8. Use of the method according to any one of claims 1-6 for the preparation of plant mutants; the plant is rice.

9. Use of the method of any one of claims 1-6 for increasing the efficiency of gene replacement in plants; the plant is rice.

10. Use of the method of any one of claims 1-6 for reducing by-products produced by plant gene replacement; the plant is rice.

11. A method of plant gene editing comprising the steps of: replacing a gene fragment of interest in a plant genome according to the method of any one of claims 1-6, thereby effecting editing of a plant gene; the plant is rice.
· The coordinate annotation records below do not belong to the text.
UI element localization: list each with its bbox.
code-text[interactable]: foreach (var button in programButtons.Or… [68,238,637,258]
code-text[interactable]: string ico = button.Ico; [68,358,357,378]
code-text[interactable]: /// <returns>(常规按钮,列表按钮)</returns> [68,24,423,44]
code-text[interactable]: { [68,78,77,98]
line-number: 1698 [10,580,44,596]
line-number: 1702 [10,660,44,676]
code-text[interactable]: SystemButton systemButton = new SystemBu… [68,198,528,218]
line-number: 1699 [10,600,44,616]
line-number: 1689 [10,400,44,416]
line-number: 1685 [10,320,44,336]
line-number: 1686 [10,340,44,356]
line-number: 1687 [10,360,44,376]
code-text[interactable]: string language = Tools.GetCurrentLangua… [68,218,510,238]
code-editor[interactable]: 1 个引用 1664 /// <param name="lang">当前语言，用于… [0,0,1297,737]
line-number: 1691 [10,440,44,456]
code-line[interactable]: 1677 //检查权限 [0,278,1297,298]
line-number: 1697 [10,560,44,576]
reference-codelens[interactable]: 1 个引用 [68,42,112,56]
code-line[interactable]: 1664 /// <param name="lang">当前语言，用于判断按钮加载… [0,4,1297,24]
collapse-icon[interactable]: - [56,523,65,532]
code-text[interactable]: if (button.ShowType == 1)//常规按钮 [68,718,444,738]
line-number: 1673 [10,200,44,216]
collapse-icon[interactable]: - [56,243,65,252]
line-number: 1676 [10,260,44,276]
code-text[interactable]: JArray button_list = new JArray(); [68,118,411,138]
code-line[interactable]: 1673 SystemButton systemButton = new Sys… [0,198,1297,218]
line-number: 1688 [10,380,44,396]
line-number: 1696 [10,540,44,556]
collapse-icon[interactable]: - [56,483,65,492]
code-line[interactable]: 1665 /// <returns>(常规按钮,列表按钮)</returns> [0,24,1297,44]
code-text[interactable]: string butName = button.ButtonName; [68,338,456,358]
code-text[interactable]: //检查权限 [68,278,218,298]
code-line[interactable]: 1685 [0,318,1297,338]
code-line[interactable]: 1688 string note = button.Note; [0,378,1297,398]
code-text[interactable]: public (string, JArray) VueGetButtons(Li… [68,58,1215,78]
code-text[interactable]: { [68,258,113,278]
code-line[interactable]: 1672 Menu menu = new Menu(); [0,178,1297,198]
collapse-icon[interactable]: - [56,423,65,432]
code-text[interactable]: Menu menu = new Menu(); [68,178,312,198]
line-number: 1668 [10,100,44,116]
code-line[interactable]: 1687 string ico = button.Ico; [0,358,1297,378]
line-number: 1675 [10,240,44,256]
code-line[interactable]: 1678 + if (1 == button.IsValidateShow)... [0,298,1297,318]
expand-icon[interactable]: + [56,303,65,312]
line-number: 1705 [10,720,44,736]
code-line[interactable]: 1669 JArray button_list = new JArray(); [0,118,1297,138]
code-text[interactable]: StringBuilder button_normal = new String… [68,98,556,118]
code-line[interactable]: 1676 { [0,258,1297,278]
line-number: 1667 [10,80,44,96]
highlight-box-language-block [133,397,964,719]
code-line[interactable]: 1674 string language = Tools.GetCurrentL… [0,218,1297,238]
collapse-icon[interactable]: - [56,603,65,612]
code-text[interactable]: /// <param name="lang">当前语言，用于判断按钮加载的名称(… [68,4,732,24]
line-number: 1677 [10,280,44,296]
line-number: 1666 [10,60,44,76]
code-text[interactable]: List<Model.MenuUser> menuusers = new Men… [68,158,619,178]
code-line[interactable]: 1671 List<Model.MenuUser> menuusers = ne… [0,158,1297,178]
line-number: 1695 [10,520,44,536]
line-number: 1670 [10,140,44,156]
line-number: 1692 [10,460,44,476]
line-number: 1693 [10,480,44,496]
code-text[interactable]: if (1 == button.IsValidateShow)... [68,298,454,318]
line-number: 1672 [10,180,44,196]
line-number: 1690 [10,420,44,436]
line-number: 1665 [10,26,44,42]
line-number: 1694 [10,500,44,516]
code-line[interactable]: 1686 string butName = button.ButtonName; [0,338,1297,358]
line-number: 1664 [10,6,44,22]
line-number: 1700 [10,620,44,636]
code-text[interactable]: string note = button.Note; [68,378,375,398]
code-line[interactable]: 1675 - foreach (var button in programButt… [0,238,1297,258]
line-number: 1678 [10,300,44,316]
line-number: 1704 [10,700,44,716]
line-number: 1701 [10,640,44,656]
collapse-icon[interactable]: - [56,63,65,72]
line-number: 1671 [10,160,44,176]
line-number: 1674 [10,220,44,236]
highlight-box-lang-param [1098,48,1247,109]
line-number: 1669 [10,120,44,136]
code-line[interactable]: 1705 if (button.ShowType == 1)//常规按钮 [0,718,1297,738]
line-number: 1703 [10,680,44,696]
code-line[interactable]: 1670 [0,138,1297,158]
12. A method of making a plant mutant comprising the steps of: replacing a gene fragment of interest in a plant genome according to the method of any one of claims 1-6 to obtain a plant mutant; the plant is rice.

13. A method for improving the efficiency of gene replacement in plants comprising the steps of: replacing a gene fragment of interest in the genome of a plant according to the method of any one of claims 1-6; the plant is rice.

14. A method for reducing by-products generated by gene replacement in a plant, comprising the steps of: replacing a gene fragment of interest in the genome of a plant according to the method of any one of claims 1-6; the plant is rice.